Fig. 2.

The hypoxic transcriptional profile of exosomes reflects the hypoxic signaling response of GBM cells and tumors. (A) Number of transcripts detected by microarray analysis in GBM cell-derived exosomes and GBM cells. (B) Ratios of hypoxia/normoxia intensities plotted as log₂ scale for cells and exosomes. (C) False discovery rates (−log₁₀ space) relating to gene set enrichment analysis. Positive value, up-regulation in hypoxia; negative value, down-regulation in hypoxia of a specific gene set. (D) Heat map of 43 transcripts with significantly higher expression levels in exosomes secreted by hypoxic compared with normoxic GBM cells. (E) Validation of hypoxic induction of indicated mRNAs in exosomes by qRT-PCR. Data are presented as fold increase in hypoxic compared with normoxic exosomes ± SD and are representative of three independent experiments.
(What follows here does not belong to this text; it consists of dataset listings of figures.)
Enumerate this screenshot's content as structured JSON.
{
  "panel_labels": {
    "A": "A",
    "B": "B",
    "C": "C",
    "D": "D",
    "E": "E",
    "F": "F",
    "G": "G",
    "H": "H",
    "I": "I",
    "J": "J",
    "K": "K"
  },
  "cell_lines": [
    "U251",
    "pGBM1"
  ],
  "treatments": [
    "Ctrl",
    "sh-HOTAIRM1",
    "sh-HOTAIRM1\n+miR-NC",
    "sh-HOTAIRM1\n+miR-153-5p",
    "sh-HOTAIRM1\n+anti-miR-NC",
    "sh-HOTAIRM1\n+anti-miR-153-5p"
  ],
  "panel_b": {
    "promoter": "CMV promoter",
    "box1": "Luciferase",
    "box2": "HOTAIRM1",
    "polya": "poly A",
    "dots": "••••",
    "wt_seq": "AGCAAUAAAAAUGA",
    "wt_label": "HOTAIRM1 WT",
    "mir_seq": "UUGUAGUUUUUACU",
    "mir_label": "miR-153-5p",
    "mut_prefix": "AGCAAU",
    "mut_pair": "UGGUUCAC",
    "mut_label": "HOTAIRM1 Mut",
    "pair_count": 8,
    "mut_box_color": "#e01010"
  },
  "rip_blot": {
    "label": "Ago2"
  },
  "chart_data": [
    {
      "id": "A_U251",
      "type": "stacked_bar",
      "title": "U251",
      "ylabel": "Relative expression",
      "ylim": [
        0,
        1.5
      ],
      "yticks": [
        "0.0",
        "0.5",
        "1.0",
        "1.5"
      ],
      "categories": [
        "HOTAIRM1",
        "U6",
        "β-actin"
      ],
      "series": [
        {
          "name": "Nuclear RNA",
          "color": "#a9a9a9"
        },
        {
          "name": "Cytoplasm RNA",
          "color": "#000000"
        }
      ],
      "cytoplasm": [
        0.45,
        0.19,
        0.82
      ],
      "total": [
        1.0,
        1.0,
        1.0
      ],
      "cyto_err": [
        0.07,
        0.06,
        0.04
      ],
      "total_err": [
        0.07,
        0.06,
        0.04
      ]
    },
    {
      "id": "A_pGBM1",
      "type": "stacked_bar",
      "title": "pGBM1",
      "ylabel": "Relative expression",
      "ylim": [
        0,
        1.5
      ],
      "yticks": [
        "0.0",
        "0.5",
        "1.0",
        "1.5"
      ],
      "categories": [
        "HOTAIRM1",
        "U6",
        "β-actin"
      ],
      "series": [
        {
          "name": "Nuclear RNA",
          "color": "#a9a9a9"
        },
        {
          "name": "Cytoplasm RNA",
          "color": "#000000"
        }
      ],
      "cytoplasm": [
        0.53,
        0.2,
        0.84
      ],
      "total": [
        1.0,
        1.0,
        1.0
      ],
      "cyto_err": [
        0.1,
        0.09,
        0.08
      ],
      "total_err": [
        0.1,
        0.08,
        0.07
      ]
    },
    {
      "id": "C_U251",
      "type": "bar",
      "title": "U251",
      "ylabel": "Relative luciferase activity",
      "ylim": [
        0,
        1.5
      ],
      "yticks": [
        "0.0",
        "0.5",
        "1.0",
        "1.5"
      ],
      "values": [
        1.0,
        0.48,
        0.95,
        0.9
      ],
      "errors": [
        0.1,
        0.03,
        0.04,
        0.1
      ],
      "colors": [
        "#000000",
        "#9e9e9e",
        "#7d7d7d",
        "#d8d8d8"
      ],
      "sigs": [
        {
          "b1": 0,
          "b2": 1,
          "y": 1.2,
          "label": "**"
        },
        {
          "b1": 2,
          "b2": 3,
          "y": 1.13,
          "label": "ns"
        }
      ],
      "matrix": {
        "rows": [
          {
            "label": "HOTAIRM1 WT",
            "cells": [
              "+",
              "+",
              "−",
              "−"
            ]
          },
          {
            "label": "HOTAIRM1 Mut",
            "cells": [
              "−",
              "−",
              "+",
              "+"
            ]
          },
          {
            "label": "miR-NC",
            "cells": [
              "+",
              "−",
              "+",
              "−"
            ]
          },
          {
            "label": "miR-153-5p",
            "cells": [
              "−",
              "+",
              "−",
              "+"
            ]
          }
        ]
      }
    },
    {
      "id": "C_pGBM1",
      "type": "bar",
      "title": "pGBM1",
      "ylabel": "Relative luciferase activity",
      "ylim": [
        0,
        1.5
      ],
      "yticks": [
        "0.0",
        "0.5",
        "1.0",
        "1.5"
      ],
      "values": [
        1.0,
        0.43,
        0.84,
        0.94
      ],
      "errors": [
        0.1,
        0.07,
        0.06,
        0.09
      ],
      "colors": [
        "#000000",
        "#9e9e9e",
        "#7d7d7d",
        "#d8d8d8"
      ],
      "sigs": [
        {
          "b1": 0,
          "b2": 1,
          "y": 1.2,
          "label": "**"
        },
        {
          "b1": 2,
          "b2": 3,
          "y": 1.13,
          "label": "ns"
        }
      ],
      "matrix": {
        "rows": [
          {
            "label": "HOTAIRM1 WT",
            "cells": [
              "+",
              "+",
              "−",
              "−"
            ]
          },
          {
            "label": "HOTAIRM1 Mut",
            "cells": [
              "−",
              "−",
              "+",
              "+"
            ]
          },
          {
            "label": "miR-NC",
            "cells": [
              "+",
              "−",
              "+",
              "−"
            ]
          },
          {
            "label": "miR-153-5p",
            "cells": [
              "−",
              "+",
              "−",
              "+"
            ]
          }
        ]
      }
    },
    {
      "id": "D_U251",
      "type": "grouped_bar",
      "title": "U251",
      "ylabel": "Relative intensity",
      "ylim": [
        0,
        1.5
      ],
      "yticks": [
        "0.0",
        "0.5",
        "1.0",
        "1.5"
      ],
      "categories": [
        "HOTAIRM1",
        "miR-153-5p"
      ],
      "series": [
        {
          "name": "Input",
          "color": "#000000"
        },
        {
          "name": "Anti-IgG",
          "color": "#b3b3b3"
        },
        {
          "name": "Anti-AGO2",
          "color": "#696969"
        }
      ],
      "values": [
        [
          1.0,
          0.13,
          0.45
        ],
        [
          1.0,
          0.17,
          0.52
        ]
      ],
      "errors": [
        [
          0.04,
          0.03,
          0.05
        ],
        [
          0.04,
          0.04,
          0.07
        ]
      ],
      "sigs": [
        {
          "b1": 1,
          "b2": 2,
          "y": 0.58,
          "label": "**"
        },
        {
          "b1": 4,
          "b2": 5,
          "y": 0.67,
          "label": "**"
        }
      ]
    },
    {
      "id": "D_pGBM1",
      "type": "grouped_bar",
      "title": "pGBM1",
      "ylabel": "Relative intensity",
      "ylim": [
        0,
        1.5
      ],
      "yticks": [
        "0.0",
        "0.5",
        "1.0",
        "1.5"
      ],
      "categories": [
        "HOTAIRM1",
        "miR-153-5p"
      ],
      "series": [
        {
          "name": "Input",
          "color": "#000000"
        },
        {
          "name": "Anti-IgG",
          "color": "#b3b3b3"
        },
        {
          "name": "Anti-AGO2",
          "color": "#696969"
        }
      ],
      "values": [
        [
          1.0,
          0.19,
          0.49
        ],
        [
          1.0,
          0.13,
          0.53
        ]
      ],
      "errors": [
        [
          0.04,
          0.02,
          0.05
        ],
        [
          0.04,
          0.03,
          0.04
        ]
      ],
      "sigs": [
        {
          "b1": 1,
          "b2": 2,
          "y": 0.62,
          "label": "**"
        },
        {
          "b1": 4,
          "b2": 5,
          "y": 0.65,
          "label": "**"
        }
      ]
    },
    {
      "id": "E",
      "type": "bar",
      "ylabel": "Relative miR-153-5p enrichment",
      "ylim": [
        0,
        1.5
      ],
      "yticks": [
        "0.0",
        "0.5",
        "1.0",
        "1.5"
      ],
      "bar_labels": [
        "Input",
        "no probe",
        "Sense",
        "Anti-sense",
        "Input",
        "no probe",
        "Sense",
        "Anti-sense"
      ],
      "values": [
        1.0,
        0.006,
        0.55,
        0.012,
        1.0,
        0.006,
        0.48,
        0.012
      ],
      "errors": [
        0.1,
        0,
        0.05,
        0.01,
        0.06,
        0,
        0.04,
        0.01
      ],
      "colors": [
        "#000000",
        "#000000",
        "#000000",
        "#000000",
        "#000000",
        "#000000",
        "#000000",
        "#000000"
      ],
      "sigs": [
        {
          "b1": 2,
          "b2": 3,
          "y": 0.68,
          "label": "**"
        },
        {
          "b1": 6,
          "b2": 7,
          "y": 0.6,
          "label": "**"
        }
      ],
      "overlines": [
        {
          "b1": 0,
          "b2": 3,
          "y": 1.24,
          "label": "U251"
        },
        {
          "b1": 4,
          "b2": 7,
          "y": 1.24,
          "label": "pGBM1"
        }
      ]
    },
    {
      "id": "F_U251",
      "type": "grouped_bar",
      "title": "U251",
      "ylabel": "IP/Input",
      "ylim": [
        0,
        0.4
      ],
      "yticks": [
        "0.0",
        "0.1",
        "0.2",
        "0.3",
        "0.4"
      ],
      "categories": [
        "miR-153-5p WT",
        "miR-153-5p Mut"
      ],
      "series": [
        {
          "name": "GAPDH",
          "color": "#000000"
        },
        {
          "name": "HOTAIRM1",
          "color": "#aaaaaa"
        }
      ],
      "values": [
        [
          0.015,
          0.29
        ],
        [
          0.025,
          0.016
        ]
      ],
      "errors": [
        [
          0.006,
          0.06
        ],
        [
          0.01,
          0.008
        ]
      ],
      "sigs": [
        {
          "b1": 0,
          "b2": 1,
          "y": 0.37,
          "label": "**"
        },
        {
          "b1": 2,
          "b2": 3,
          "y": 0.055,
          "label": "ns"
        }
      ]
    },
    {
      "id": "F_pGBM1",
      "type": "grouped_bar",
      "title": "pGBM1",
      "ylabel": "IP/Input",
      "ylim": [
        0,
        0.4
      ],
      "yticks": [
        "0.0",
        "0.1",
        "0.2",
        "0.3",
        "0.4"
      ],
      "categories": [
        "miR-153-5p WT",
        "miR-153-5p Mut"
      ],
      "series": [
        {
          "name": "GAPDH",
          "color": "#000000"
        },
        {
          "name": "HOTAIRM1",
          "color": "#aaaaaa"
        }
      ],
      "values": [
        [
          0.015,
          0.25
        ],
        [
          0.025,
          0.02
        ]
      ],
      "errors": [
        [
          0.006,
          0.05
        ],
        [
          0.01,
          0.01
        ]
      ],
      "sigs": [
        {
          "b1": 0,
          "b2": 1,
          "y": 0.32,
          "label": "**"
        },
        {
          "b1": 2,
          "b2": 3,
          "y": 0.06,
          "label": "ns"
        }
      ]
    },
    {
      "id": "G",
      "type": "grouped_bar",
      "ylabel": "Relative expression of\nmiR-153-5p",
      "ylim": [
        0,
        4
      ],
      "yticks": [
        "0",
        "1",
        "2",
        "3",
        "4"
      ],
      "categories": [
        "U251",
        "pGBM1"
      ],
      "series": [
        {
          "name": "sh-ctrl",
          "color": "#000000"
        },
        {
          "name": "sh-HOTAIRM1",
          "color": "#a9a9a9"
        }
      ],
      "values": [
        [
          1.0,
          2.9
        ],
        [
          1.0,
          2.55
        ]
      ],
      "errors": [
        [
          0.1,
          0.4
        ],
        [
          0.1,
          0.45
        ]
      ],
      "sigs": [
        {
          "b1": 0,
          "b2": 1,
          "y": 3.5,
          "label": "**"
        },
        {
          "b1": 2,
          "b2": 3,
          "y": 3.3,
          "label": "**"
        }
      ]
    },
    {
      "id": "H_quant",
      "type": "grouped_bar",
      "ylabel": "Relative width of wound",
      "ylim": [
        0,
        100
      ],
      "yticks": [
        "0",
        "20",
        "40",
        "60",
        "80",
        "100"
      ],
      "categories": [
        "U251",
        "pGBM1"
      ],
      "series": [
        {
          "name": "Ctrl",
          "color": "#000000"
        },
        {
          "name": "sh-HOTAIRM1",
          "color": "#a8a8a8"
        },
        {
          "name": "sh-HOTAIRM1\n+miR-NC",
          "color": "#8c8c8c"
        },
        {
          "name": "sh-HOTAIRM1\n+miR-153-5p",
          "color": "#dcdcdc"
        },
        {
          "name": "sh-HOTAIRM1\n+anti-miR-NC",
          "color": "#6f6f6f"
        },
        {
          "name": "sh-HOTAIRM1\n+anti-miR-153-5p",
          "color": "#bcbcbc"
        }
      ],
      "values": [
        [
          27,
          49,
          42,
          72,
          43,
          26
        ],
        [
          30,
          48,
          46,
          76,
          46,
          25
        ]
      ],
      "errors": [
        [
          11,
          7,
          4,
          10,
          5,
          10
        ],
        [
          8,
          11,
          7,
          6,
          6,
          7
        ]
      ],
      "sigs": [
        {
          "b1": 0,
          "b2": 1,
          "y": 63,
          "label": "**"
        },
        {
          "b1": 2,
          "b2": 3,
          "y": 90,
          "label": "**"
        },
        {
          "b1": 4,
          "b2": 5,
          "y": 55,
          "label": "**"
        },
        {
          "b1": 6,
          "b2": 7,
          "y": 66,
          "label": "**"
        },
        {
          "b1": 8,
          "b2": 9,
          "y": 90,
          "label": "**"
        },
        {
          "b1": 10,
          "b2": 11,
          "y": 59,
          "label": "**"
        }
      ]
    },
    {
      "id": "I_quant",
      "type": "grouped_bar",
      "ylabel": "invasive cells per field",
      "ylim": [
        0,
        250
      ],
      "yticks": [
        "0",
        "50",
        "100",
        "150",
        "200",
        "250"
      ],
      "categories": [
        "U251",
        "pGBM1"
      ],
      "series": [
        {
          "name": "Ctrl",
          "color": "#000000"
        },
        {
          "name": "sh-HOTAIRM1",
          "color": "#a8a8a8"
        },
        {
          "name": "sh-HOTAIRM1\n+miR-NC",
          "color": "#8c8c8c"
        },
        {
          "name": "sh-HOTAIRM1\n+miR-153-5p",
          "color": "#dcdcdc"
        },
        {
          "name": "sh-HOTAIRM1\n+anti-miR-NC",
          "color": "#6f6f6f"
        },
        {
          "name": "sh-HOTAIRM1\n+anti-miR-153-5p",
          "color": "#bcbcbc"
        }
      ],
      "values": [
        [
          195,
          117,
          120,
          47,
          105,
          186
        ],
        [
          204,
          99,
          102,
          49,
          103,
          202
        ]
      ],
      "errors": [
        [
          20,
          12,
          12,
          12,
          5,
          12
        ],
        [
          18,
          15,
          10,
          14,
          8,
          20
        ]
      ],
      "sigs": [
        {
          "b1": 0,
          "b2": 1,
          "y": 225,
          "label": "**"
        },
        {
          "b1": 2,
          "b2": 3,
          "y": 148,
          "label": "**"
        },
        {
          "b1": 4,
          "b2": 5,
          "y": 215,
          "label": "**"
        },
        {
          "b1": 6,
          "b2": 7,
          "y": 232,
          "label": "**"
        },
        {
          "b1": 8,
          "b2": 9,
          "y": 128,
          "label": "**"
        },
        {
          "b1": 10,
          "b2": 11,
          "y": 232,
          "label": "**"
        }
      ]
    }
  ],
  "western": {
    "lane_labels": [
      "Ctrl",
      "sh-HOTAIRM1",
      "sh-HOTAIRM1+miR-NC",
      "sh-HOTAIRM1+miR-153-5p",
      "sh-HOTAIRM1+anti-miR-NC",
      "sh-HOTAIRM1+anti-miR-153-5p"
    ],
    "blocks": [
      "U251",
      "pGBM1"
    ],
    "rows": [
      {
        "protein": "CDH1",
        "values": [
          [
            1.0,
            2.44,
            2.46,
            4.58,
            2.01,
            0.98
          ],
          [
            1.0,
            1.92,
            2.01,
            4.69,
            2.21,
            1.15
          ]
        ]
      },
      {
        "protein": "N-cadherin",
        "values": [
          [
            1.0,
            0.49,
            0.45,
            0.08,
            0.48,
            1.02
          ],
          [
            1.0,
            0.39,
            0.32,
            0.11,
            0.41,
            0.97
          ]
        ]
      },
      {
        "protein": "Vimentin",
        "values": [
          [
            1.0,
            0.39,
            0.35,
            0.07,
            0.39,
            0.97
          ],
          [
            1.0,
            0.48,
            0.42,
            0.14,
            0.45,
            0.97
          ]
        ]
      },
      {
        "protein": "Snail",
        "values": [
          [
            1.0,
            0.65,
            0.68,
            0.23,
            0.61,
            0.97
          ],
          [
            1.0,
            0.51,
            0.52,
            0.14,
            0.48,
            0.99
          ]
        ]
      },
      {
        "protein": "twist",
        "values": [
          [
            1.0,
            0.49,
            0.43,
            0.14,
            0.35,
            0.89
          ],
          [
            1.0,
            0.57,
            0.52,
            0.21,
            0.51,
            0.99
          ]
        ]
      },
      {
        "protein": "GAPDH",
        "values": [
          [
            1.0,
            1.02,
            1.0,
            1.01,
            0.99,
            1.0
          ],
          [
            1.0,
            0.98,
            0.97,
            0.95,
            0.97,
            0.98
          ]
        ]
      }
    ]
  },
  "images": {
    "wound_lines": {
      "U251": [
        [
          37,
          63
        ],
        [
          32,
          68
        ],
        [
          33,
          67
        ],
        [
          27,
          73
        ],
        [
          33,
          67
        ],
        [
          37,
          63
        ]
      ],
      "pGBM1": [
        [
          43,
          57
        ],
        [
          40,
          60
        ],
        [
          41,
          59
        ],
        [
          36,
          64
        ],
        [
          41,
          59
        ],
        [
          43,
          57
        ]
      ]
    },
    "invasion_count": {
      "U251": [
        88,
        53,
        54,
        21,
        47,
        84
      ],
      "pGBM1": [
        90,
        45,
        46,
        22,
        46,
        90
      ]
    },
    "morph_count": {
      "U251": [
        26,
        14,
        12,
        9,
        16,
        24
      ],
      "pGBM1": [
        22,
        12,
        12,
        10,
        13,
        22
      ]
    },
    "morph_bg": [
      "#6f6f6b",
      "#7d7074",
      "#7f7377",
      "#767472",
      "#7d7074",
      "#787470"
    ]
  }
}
Values beside bars indicate fold change in hypoxic exosomes. (F) Similar experiment as in E performed with GBM cells. (G and H) Identification of the hypoxic exosome gene expression profile in U87 MG GBM xenografts and GBM patient tumors. Laser-capture microdissection of hypoxic (stars) and normoxic (arrowheads) tumor regions was performed as described in SI Materials and Methods and analyzed for the expression of indicated transcripts by qRT-PCR. (Scale bar: 2 mm.) (I) Kaplan–Meier survival curves of hypoxia-regulated transcripts, as indicated. Blue lines, median expression level of all gliomas (n = 343). Black lines, expression ≤ twofold compared with median. Red lines, expression ≥ twofold compared with median.